EX-99.4 5 d75934exv99w4.htm EX-99.4 exv99w4
EXHIBIT 4
POWER OF ATTORNEY
for Executing Forms 3, 4 and 5 and Schedules 13G and 13D
KNOW ALL MEN BY THESE PRESENTS, that the undersigned hereby constitutes and appoints David Knight, William B. Keisler and Todd C. Ferguson the undersigned’s true and lawful attorneys-in-fact to:
(1) execute, for and on behalf of the undersigned, any one or more Forms 3, 4, and 5 in accordance with Section 16(a) of the Securities Exchange Act of 1934, as amended (the “34 Act”), and the rules thereunder, and Schedules 13G and 13D, and amendments thereto, in accordance with Section 13 of the 34 Act and the rules thereunder;
(2) do and perform any and all acts, for and on behalf of the undersigned, that may be necessary or desirable to complete the execution of any such Form 3, 4 or 5 or Schedules 13G and 13D, and the timely filing of such forms and schedules with the United States Securities and Exchange Commission and any other authority; and
(3) take any other action of any type whatsoever in connection with the foregoing that, in the opinion of any such attorney-in-fact, may be of benefit to, in the best interest of, or legally required by, the undersigned, it being understood that the documents executed by such attorney-in-fact on behalf of the undersigned, pursuant to this Power of Attorney, shall be in such form and shall contain such terms and conditions as such attorney-in-fact may approve in his discretion.

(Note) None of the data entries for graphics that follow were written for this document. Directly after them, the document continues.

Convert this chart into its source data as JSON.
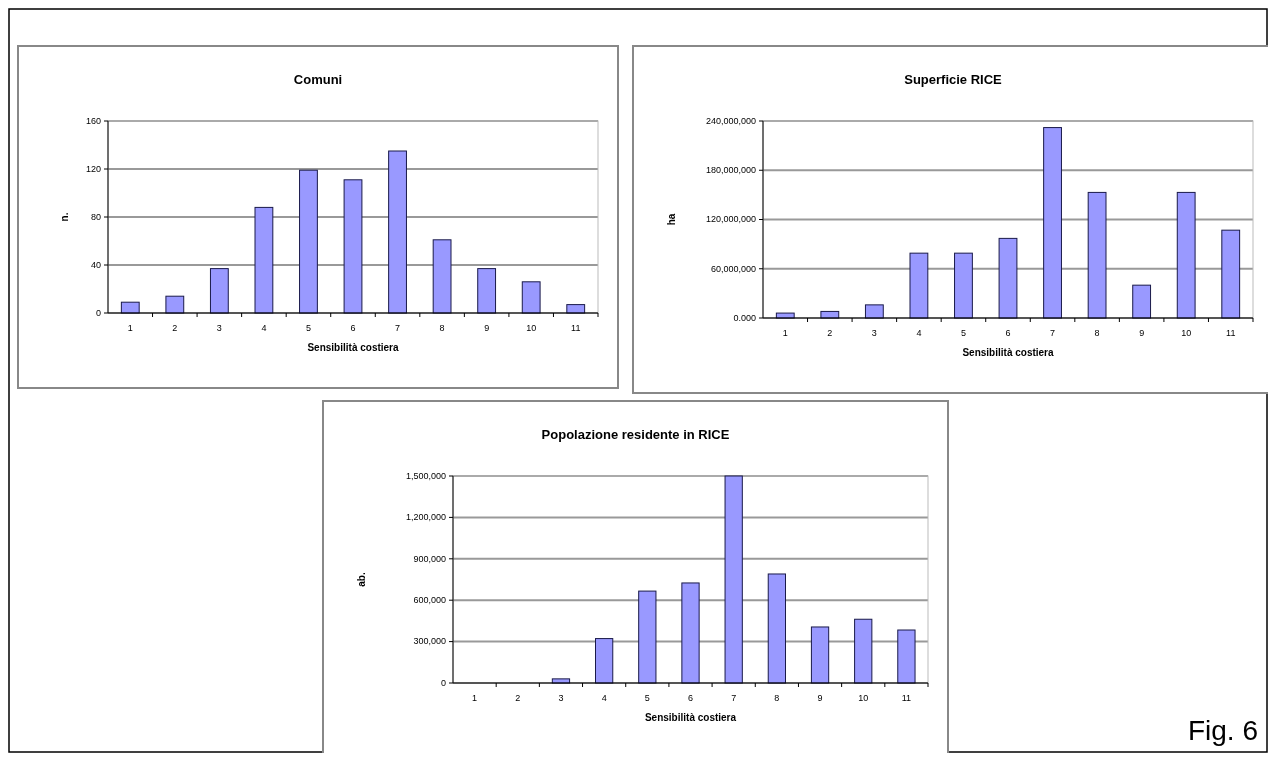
{
  "chart_data": [
    {
      "type": "bar",
      "title": "Comuni",
      "xlabel": "Sensibilità costiera",
      "ylabel": "n.",
      "categories": [
        "1",
        "2",
        "3",
        "4",
        "5",
        "6",
        "7",
        "8",
        "9",
        "10",
        "11"
      ],
      "series": [
        {
          "color": "#9999ff",
          "values": [
            9,
            14,
            37,
            88,
            119,
            111,
            135,
            61,
            37,
            26,
            7
          ]
        }
      ],
      "ylim": [
        0,
        160
      ],
      "yticks": [
        0,
        40,
        80,
        120,
        160
      ],
      "grid": "y"
    },
    {
      "type": "bar",
      "title": "Superficie RICE",
      "xlabel": "Sensibilità costiera",
      "ylabel": "ha",
      "categories": [
        "1",
        "2",
        "3",
        "4",
        "5",
        "6",
        "7",
        "8",
        "9",
        "10",
        "11"
      ],
      "series": [
        {
          "color": "#9999ff",
          "values": [
            6000000,
            8000000,
            16000000,
            79000000,
            79000000,
            97000000,
            232000000,
            153000000,
            40000000,
            153000000,
            107000000
          ]
        }
      ],
      "ylim": [
        0,
        240000000
      ],
      "yticks": [
        {
          "value": 0,
          "label": "0.000"
        },
        {
          "value": 60000000,
          "label": "60,000,000"
        },
        {
          "value": 120000000,
          "label": "120,000,000"
        },
        {
          "value": 180000000,
          "label": "180,000,000"
        },
        {
          "value": 240000000,
          "label": "240,000,000"
        }
      ],
      "grid": "y"
    },
    {
      "type": "bar",
      "title": "Popolazione residente in RICE",
      "xlabel": "Sensibilità costiera",
      "ylabel": "ab.",
      "categories": [
        "1",
        "2",
        "3",
        "4",
        "5",
        "6",
        "7",
        "8",
        "9",
        "10",
        "11"
      ],
      "series": [
        {
          "color": "#9999ff",
          "values": [
            null,
            null,
            30000,
            322000,
            666000,
            725000,
            1500000,
            790000,
            406000,
            462000,
            384000
          ]
        }
      ],
      "ylim": [
        0,
        1500000
      ],
      "yticks": [
        {
          "value": 0,
          "label": "0"
        },
        {
          "value": 300000,
          "label": "300,000"
        },
        {
          "value": 600000,
          "label": "600,000"
        },
        {
          "value": 900000,
          "label": "900,000"
        },
        {
          "value": 1200000,
          "label": "1,200,000"
        },
        {
          "value": 1500000,
          "label": "1,500,000"
        }
      ],
      "grid": "y",
      "annotations": [
        "Fig. 6"
      ]
    }
  ]
}
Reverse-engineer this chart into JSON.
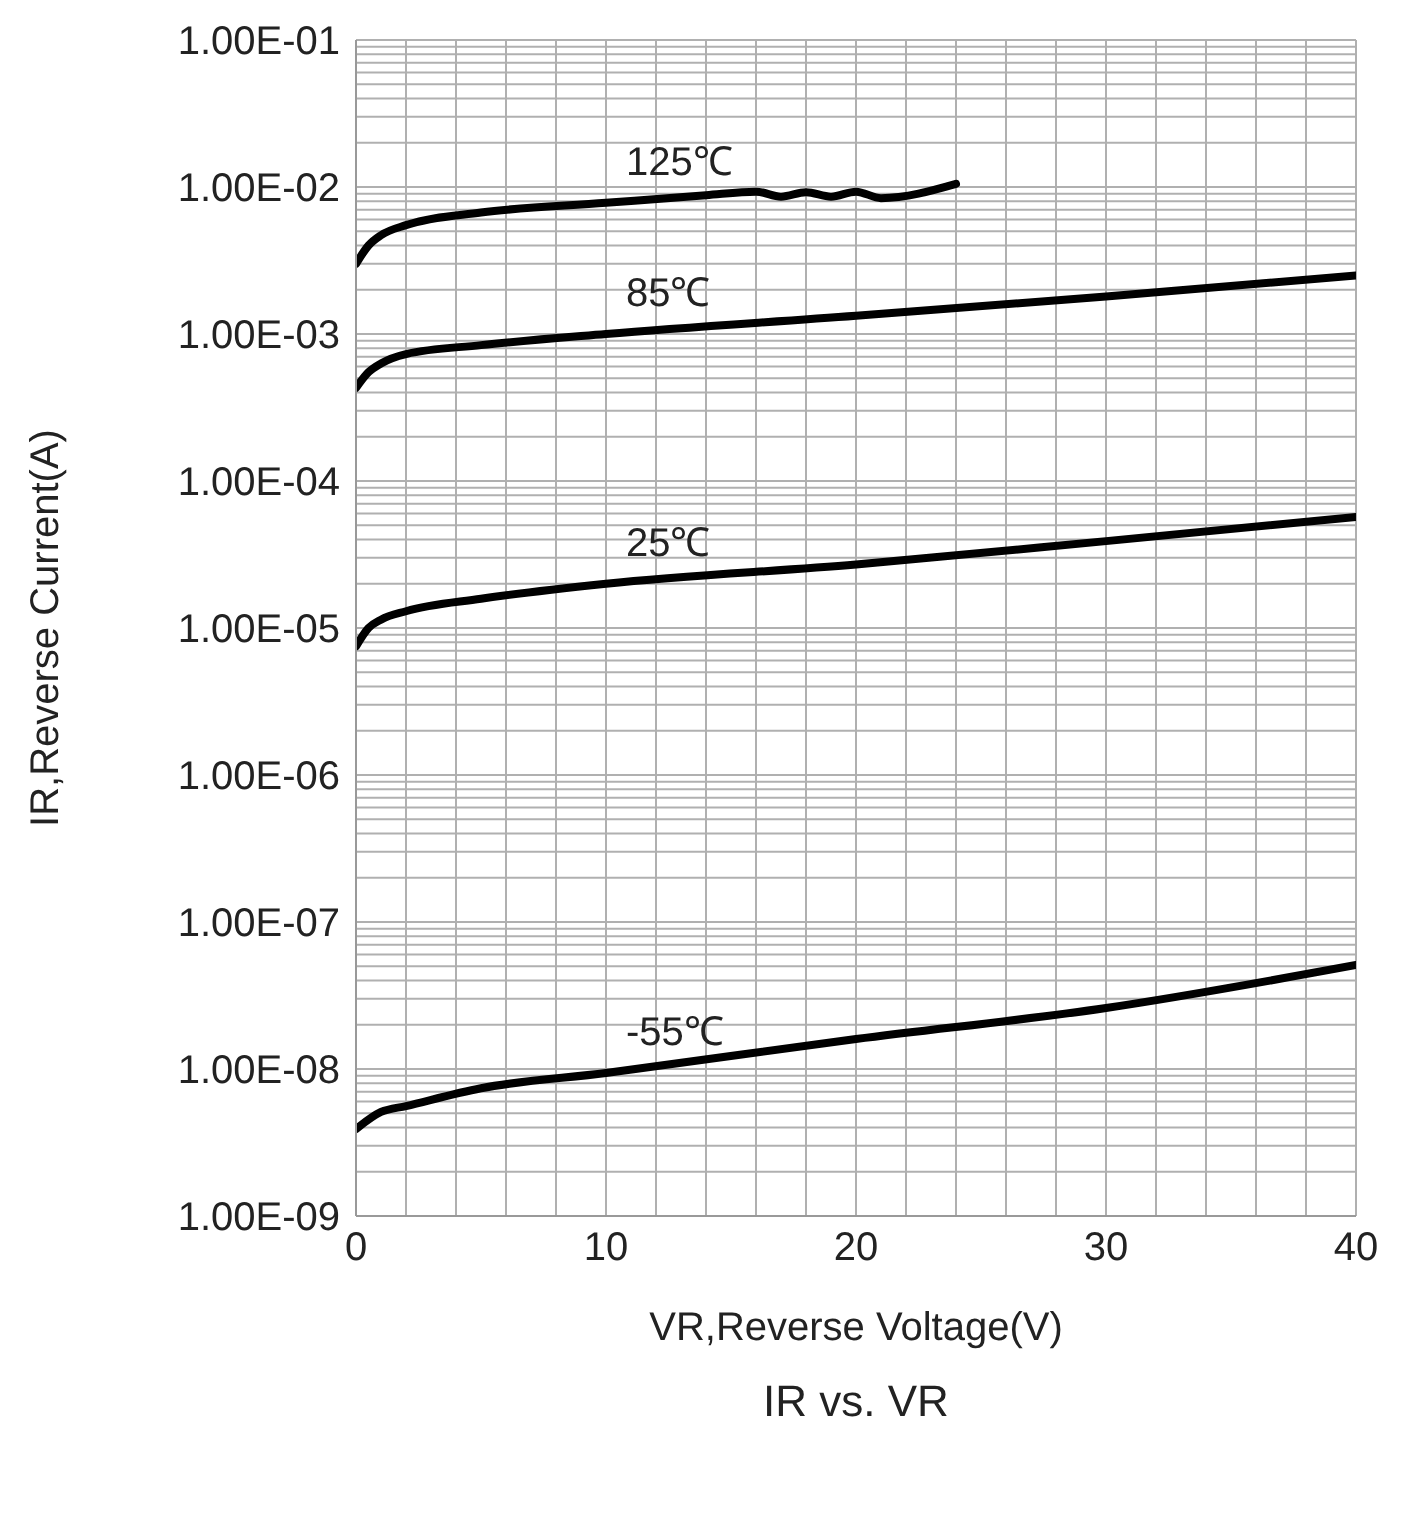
{
  "chart_data": {
    "type": "line",
    "title": "IR vs. VR",
    "xlabel": "VR,Reverse Voltage(V)",
    "ylabel": "IR,Reverse Current(A)",
    "log": "y",
    "grid": true,
    "marker": "none",
    "line_style": "solid",
    "legend": false,
    "xlim": [
      0,
      40
    ],
    "xticks": [
      0,
      10,
      20,
      30,
      40
    ],
    "ylim": [
      1e-09,
      0.1
    ],
    "yticks": [
      {
        "value": 1e-09,
        "label": "1.00E-09"
      },
      {
        "value": 1e-08,
        "label": "1.00E-08"
      },
      {
        "value": 1e-07,
        "label": "1.00E-07"
      },
      {
        "value": 1e-06,
        "label": "1.00E-06"
      },
      {
        "value": 1e-05,
        "label": "1.00E-05"
      },
      {
        "value": 0.0001,
        "label": "1.00E-04"
      },
      {
        "value": 0.001,
        "label": "1.00E-03"
      },
      {
        "value": 0.01,
        "label": "1.00E-02"
      },
      {
        "value": 0.1,
        "label": "1.00E-01"
      }
    ],
    "series": [
      {
        "name": "125℃",
        "color": "#000000",
        "x": [
          0,
          0.5,
          1,
          2,
          5,
          10,
          14,
          16,
          17,
          18,
          19,
          20,
          21,
          24
        ],
        "values": [
          0.003,
          0.004,
          0.0047,
          0.0055,
          0.0067,
          0.0078,
          0.0088,
          0.0093,
          0.0086,
          0.0092,
          0.0086,
          0.0093,
          0.0084,
          0.0105
        ]
      },
      {
        "name": "85℃",
        "color": "#000000",
        "x": [
          0,
          0.5,
          1,
          2,
          5,
          10,
          20,
          30,
          40
        ],
        "values": [
          0.00043,
          0.00055,
          0.00063,
          0.00073,
          0.00084,
          0.001,
          0.00133,
          0.0018,
          0.0025
        ]
      },
      {
        "name": "25℃",
        "color": "#000000",
        "x": [
          0,
          0.5,
          1,
          2,
          5,
          10,
          20,
          30,
          40
        ],
        "values": [
          7.5e-06,
          1e-05,
          1.14e-05,
          1.3e-05,
          1.58e-05,
          2e-05,
          2.7e-05,
          3.9e-05,
          5.7e-05
        ]
      },
      {
        "name": "-55℃",
        "color": "#000000",
        "x": [
          0,
          1,
          2,
          5,
          10,
          20,
          30,
          40
        ],
        "values": [
          3.9e-09,
          5.1e-09,
          5.6e-09,
          7.4e-09,
          9.4e-09,
          1.6e-08,
          2.6e-08,
          5.1e-08
        ]
      }
    ]
  }
}
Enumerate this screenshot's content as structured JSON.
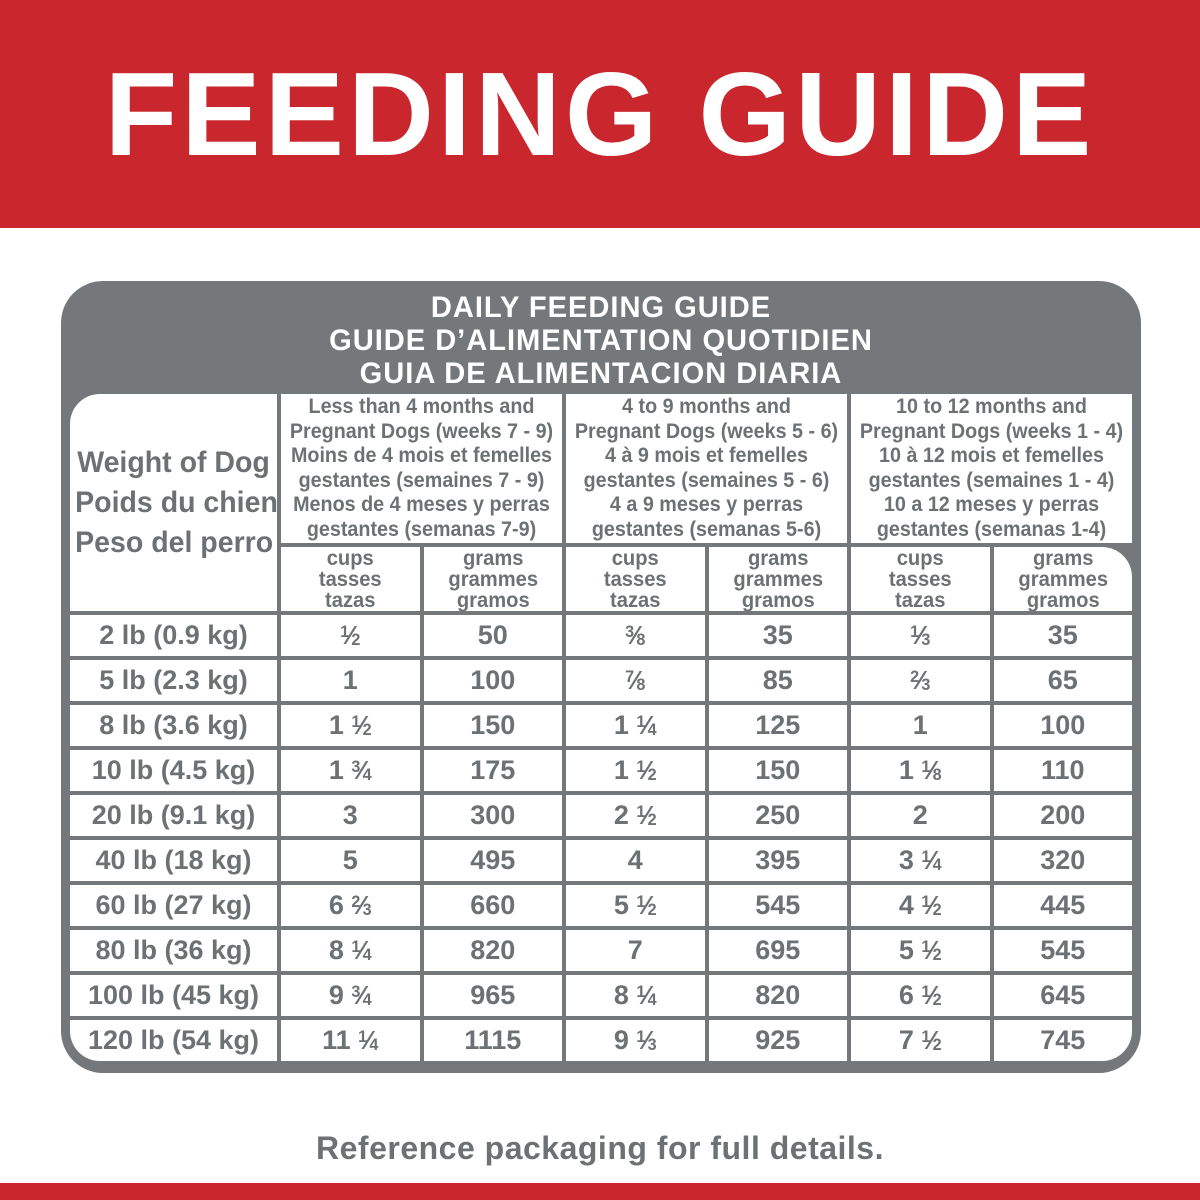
{
  "banner": {
    "title": "FEEDING GUIDE"
  },
  "table": {
    "title_lines": [
      "DAILY FEEDING GUIDE",
      "GUIDE D’ALIMENTATION QUOTIDIEN",
      "GUIA DE ALIMENTACION DIARIA"
    ],
    "weight_header_lines": [
      "Weight of Dog",
      "Poids du chien",
      "Peso del perro"
    ],
    "groups": [
      {
        "lines": [
          "Less than 4 months and",
          "Pregnant Dogs (weeks 7 - 9)",
          "Moins de 4 mois et femelles",
          "gestantes (semaines 7 - 9)",
          "Menos de 4 meses y perras",
          "gestantes (semanas 7-9)"
        ]
      },
      {
        "lines": [
          "4 to 9 months and",
          "Pregnant Dogs (weeks 5 - 6)",
          "4 à 9 mois et femelles",
          "gestantes (semaines 5 - 6)",
          "4 a 9 meses y perras",
          "gestantes (semanas 5-6)"
        ]
      },
      {
        "lines": [
          "10 to 12 months and",
          "Pregnant Dogs (weeks 1 - 4)",
          "10 à 12 mois et femelles",
          "gestantes (semaines 1 - 4)",
          "10 a 12 meses y perras",
          "gestantes (semanas 1-4)"
        ]
      }
    ],
    "unit_headers": {
      "cups": [
        "cups",
        "tasses",
        "tazas"
      ],
      "grams": [
        "grams",
        "grammes",
        "gramos"
      ]
    },
    "rows": [
      {
        "weight": "2 lb (0.9 kg)",
        "values": [
          "1/2",
          "50",
          "3/8",
          "35",
          "1/3",
          "35"
        ]
      },
      {
        "weight": "5 lb (2.3 kg)",
        "values": [
          "1",
          "100",
          "7/8",
          "85",
          "2/3",
          "65"
        ]
      },
      {
        "weight": "8 lb (3.6 kg)",
        "values": [
          "1 1/2",
          "150",
          "1 1/4",
          "125",
          "1",
          "100"
        ]
      },
      {
        "weight": "10 lb (4.5 kg)",
        "values": [
          "1 3/4",
          "175",
          "1 1/2",
          "150",
          "1 1/8",
          "110"
        ]
      },
      {
        "weight": "20 lb (9.1 kg)",
        "values": [
          "3",
          "300",
          "2 1/2",
          "250",
          "2",
          "200"
        ]
      },
      {
        "weight": "40 lb (18 kg)",
        "values": [
          "5",
          "495",
          "4",
          "395",
          "3 1/4",
          "320"
        ]
      },
      {
        "weight": "60 lb (27 kg)",
        "values": [
          "6 2/3",
          "660",
          "5 1/2",
          "545",
          "4 1/2",
          "445"
        ]
      },
      {
        "weight": "80 lb (36 kg)",
        "values": [
          "8 1/4",
          "820",
          "7",
          "695",
          "5 1/2",
          "545"
        ]
      },
      {
        "weight": "100 lb (45 kg)",
        "values": [
          "9 3/4",
          "965",
          "8 1/4",
          "820",
          "6 1/2",
          "645"
        ]
      },
      {
        "weight": "120 lb (54 kg)",
        "values": [
          "11 1/4",
          "1115",
          "9 1/3",
          "925",
          "7 1/2",
          "745"
        ]
      }
    ]
  },
  "footer": {
    "note": "Reference packaging for full details."
  },
  "colors": {
    "brand_red": "#c9262e",
    "frame_gray": "#75787b",
    "text_gray": "#6e7174",
    "cell_white": "#ffffff"
  }
}
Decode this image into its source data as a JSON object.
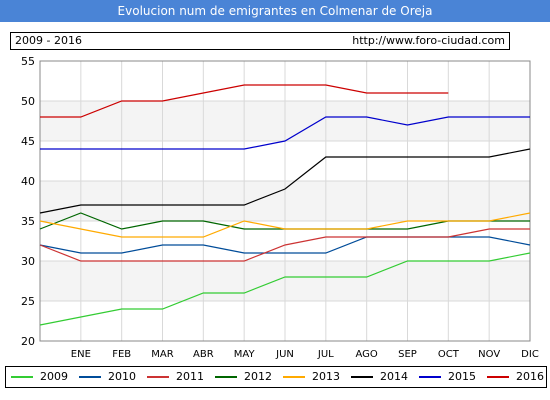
{
  "chart_data": {
    "type": "line",
    "title": "Evolucion num de emigrantes en Colmenar de Oreja",
    "subtitle_left": "2009 - 2016",
    "subtitle_right": "http://www.foro-ciudad.com",
    "categories": [
      "",
      "ENE",
      "FEB",
      "MAR",
      "ABR",
      "MAY",
      "JUN",
      "JUL",
      "AGO",
      "SEP",
      "OCT",
      "NOV",
      "DIC"
    ],
    "ylim": [
      20,
      55
    ],
    "yticks": [
      20,
      25,
      30,
      35,
      40,
      45,
      50,
      55
    ],
    "grid": true,
    "legend_position": "bottom",
    "series": [
      {
        "name": "2009",
        "color": "#33cc33",
        "values": [
          22,
          23,
          24,
          24,
          26,
          26,
          28,
          28,
          28,
          30,
          30,
          30,
          31
        ]
      },
      {
        "name": "2010",
        "color": "#004c99",
        "values": [
          32,
          31,
          31,
          32,
          32,
          31,
          31,
          31,
          33,
          33,
          33,
          33,
          32
        ]
      },
      {
        "name": "2011",
        "color": "#cc3333",
        "values": [
          32,
          30,
          30,
          30,
          30,
          30,
          32,
          33,
          33,
          33,
          33,
          34,
          34
        ]
      },
      {
        "name": "2012",
        "color": "#006600",
        "values": [
          34,
          36,
          34,
          35,
          35,
          34,
          34,
          34,
          34,
          34,
          35,
          35,
          35
        ]
      },
      {
        "name": "2013",
        "color": "#ffaa00",
        "values": [
          35,
          34,
          33,
          33,
          33,
          35,
          34,
          34,
          34,
          35,
          35,
          35,
          36
        ]
      },
      {
        "name": "2014",
        "color": "#000000",
        "values": [
          36,
          37,
          37,
          37,
          37,
          37,
          39,
          43,
          43,
          43,
          43,
          43,
          44
        ]
      },
      {
        "name": "2015",
        "color": "#0000cc",
        "values": [
          44,
          44,
          44,
          44,
          44,
          44,
          45,
          48,
          48,
          47,
          48,
          48,
          48
        ]
      },
      {
        "name": "2016",
        "color": "#cc0000",
        "values": [
          48,
          48,
          50,
          50,
          51,
          52,
          52,
          52,
          51,
          51,
          51,
          null,
          null
        ]
      }
    ]
  }
}
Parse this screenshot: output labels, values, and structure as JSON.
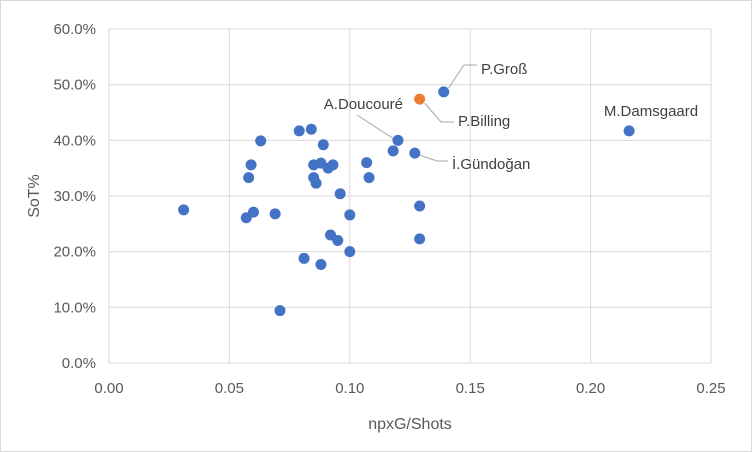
{
  "chart_data": {
    "type": "scatter",
    "title": "",
    "xlabel": "npxG/Shots",
    "ylabel": "SoT%",
    "xlim": [
      0,
      0.25
    ],
    "ylim": [
      0,
      0.6
    ],
    "x_ticks": [
      0,
      0.05,
      0.1,
      0.15,
      0.2,
      0.25
    ],
    "x_tick_labels": [
      "0.00",
      "0.05",
      "0.10",
      "0.15",
      "0.20",
      "0.25"
    ],
    "y_ticks": [
      0,
      0.1,
      0.2,
      0.3,
      0.4,
      0.5,
      0.6
    ],
    "y_tick_labels": [
      "0.0%",
      "10.0%",
      "20.0%",
      "30.0%",
      "40.0%",
      "50.0%",
      "60.0%"
    ],
    "grid": "both",
    "legend": "none",
    "colors": {
      "default": "#4472c4",
      "highlight": "#ed7d31",
      "gridline": "#d9d9d9",
      "text": "#595959"
    },
    "series": [
      {
        "color": "#4472c4",
        "points": [
          [
            0.031,
            0.275
          ],
          [
            0.057,
            0.261
          ],
          [
            0.06,
            0.271
          ],
          [
            0.069,
            0.268
          ],
          [
            0.058,
            0.333
          ],
          [
            0.059,
            0.356
          ],
          [
            0.063,
            0.399
          ],
          [
            0.071,
            0.094
          ],
          [
            0.079,
            0.417
          ],
          [
            0.081,
            0.188
          ],
          [
            0.084,
            0.42
          ],
          [
            0.085,
            0.356
          ],
          [
            0.085,
            0.333
          ],
          [
            0.086,
            0.323
          ],
          [
            0.088,
            0.359
          ],
          [
            0.088,
            0.177
          ],
          [
            0.089,
            0.392
          ],
          [
            0.091,
            0.35
          ],
          [
            0.092,
            0.23
          ],
          [
            0.093,
            0.356
          ],
          [
            0.095,
            0.22
          ],
          [
            0.096,
            0.304
          ],
          [
            0.1,
            0.266
          ],
          [
            0.1,
            0.2
          ],
          [
            0.107,
            0.36
          ],
          [
            0.108,
            0.333
          ],
          [
            0.118,
            0.381
          ],
          [
            0.12,
            0.4
          ],
          [
            0.127,
            0.377
          ],
          [
            0.129,
            0.282
          ],
          [
            0.129,
            0.223
          ],
          [
            0.139,
            0.487
          ],
          [
            0.216,
            0.417
          ]
        ]
      },
      {
        "color": "#ed7d31",
        "points": [
          [
            0.129,
            0.474
          ]
        ]
      }
    ],
    "annotations": [
      {
        "text": "P.Groß",
        "x": 0.139,
        "y": 0.487
      },
      {
        "text": "P.Billing",
        "x": 0.129,
        "y": 0.474
      },
      {
        "text": "A.Doucouré",
        "x": 0.12,
        "y": 0.4
      },
      {
        "text": "İ.Gündoğan",
        "x": 0.127,
        "y": 0.377
      },
      {
        "text": "M.Damsgaard",
        "x": 0.216,
        "y": 0.417
      }
    ]
  }
}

The undersigned hereby grants to the foregoing attorneys-in-fact full power and authority to do and perform all and every act and thing whatsoever requisite, necessary, and proper to be done in the exercise of any of the rights and powers herein granted, as fully to all intents and purposes as such attorneys-in-fact might or could do if personally present, with full power of substitution or revocation, hereby ratifying and confirming all that such attorneys-in-fact, or their substitutes, shall lawfully do or cause to be done by virtue of this Power of Attorney and the rights and powers herein granted. The undersigned acknowledges that the foregoing attorneys-in-fact, in serving in such capacity at the request of the undersigned, are not assuming any of the undersigned’s responsibilities to comply with Sections 13 and 16 of the Securities and Exchange Act of 1934, as amended, or other applicable securities laws or rules.
IN WITNESS WHEREOF, the undersigned has caused this Power of Attorney to be executed as of this 3rd day of September, 2010.